At the City College of New York in the 1930s, students organized rallies against military preparedness and ROTC recruitment, viewing war as an instrument of capitalist imperialism. Thomas, the six-time Socialist Party presidential candidate, denounced both fascism and militarism, but often focused more on resisting American “war fever” than on the rising totalitarian threat from abroad.
These groups had very different motives, but in practice, they formed a de facto alliance: a front of right-wing isolationists, antisemites and left-wing pacifists opposing American support for Britain and the embattled democracies of Europe.
History remembers how this uneasy coalition collapsed after December 7, 1941. Pearl Harbor shattered illusions and clarified the stakes. The America First Committee disbanded. The Communist Party reversed its stance as soon as Hitler invaded the Soviet Union.
Today, we are witnessing a troubling echo of that era – this time centered on Iran.

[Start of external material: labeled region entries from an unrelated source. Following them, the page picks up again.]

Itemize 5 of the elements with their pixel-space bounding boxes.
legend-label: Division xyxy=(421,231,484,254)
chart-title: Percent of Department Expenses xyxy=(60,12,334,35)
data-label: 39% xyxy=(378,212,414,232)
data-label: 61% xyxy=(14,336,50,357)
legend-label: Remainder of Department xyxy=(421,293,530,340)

Once again, an authoritarian regime has openly threatened civilized society. Iran has armed proxy militias, fomented global terrorism, called for the annihilation of Israel, and rained down ballistic missiles on Israeli cities and civilian populations – all while advancing a clandestine nuclear weapons program. Since the 1979 Islamic Revolution, Iran has also been directly or indirectly responsible for the deaths of more than 1,000 Americans.
In response, the United States has now struck Iranian nuclear facilities. Yet even now, across the American political spectrum, resistance to confronting Iran persists. And it often mirrors the strange-bedfellows alliance of the 1930s, when right-wing isolationists and segments of the far left united in opposition to U.S. military preparedness.
On the far right, populist voices warn against endless wars, mistrust the intelligence community, and urge America to retreat from the Middle East altogether. On the left, ideologues and activists – including some Democratic Party lawmakers and operatives – view Iran as a victim of Western aggression. Some have even gone further, casting Iran’s clerical fascist regime as an imperfect but legitimate counterweight to U.S. and Israeli dominance.
These antiwar groups could not be more ideologically opposed; yet they converge in practice. Their unifying instinct is opposition: to foreign interventions and entanglements, to bipartisan foreign policy consensus, and often to the institutions of American power itself.
This is not to brand every critic of U.S. intervention in Iran in the run-up to President Trump’s decision to take decisive military action to end the Iranian nuclear threat as a demagogue or an appeaser. Healthy debate is essential. But when criticism turns into apologism – or when it enables a truly evil regime that is committed to a foreign policy of conquest and aggression – we must recall how tactical alliances can obscure moral clarity.
The lesson of the prewar years is not that dissent should be silenced. It is that dissent can become dangerous when it forgets the nature of the enemy. Norman Thomas was a man of conscience, but even he admitted later that the left’s resistance to rearmament had been tragically misplaced. So too were the student protests at CCNY that saw preparations for war as a greater evil than war itself.
Today, following the U.S. military operation destroying Iran’s most crucial nuclear sites, the echoes of the past should warn us. When the extremes of right and left unite in opposition to confronting tyranny, history tells us which side usually benefits.
Until Americans remember that, they risk repeating the mistakes that nearly let darkness triumph.